In un’era dove la percezione pubblica è spesso scolpita tanto dalla lente della camera quanto dalla penna del giornalista, Mosca ha allestito un teatro di guerra dal vivo nel cuore della propria capitale. Non un campo di battaglia, ma una mostra, un’esposizione che, più che semplici trofei bellici, sembra voler essere un monito, un manifesto di potenza inviato direttamente ai palcoscenici globali. Nella scenografica cornice del Parco della Vittoria, sulla Collina degli Inchini, luogo sacro alla memoria dei trionfi russi su Napoleone e sul nazifascismo, il primo maggio si è aperto un capitolo che sembra ricalcare le pagine di una storia mai conclusa.
La scenografia del potere
Il parco, dominato dall’Arc de Triomphe à la Parisienne e circondato dalle quindici colonne di Putin — ciascuna simbolo degli storici fronti dell’Armata Rossa —, ora ospita qualcosa di diversamente evocativo: una quarantina tra blindati, droni e lanciarazzi, più le immancabili armi leggere, mappe militari e documenti, tutti trofei NATO conquistati in Ucraina. E in mezzo a queste macchine da guerra, alcune note: un carrarmato americano Abrams M1 con la corazza perforata, un Bradley inglese sventrato, un Leopard 1 e un Marder tedeschi danneggiati, un AMX-10RC francese bruciato.
I trofei di guerra e il messaggio al mondo
Questa mostra non è solo un’esposizione; è una dichiarazione di intenti, un avvertimento a chi, attraverso il mondo, sta inviando armamenti all’Ucraina. “Se voi mandate le vostre armi all’Ucraina, noi vi mostriamo che fine faranno”, pare essere il messaggio. Un’eco di quella stessa retorica che già Stalin utilizzava durante e dopo la Seconda guerra mondiale, esibendo i cannoni di Hitler distrutti. L’installazione bellica mira a riaffermare la resilienza e la superiorità militare russa in un contesto di crescente pressione internazionale.
Una risposta ai “valori occidentali”
La mostra, però, non è solo una vetrina di potenza militare, ma anche un palcoscenico propagandistico, come evidenziato dai commenti di Dmitry Peskov e Maria Zakharova.
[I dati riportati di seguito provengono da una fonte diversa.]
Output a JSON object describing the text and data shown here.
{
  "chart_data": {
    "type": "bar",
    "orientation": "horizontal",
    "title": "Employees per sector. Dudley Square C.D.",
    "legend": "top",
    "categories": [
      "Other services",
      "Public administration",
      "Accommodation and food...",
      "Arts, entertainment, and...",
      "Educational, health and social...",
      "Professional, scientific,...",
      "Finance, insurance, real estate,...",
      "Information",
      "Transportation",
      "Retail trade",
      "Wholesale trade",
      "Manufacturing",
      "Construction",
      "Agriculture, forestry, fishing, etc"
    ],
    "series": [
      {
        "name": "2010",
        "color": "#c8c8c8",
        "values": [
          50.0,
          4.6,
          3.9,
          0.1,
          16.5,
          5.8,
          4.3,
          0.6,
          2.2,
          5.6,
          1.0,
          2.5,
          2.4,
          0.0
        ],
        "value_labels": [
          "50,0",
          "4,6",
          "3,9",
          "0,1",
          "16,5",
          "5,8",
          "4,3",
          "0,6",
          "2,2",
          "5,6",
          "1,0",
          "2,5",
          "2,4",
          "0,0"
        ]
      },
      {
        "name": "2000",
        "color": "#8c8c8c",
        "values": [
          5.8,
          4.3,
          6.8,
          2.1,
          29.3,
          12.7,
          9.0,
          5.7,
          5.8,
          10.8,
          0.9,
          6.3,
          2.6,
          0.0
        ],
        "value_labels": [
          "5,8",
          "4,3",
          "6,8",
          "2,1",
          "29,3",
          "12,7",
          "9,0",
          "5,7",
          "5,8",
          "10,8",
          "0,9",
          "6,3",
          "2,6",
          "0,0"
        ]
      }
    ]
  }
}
Il primo ha parlato di “una brillante idea” che mostra ai russi e ai visitatori internazionali la sorte delle armi nemiche, mentre Zakharova ha invitato i diplomatici occidentali a vedere di persona “come l’Occidente sta distruggendo la pace sul pianeta”. Queste dichiarazioni non sono solo retoriche bellicose; sono strumenti di una narrazione che cerca di contrapporre ai cosiddetti “valori occidentali” l’unica verità permessa dal Cremlino.
L’interesse e la reazione del pubblico
L’interesse per la mostra è palpabile. Le famiglie portano i bambini, che si arrampicano sui mezzi blindati, mentre gli adulti si cimentano in selfie bellicosi. Tuttavia, rimane oscuro chi, come e dove abbia recuperato queste carcasse di guerra. La risposta del pubblico, divisa tra nazionalismo e curiosità voyeuristica, riflette la complessità della società russa contemporanea, intrappolata tra il desiderio di pace e la retorica di un conflitto senza apparente fine.
Uno specchio storico o un presagio del futuro?
Questa mostra, oltre a essere un monito per l’Occidente e una conferma della narrativa di Putin, funge anche da specchio delle aspirazioni russe e della loro percezione del conflitto. È una rievocazione storica che si trasforma in un presagio del futuro, un avviso che le prossime parate del 9 maggio, giorno della vittoria nella Seconda guerra mondiale, potrebbero avere un tono molto diverso da quelle del passato. In definitiva, l’esibizione diventa un simbolo potente di come la storia sia sempre pronta a ripetersi, non solo nei libri di testo, ma nelle strade di Mosca, sotto gli occhi di un mondo che osserva, preoccupato e incerto sul da farsi.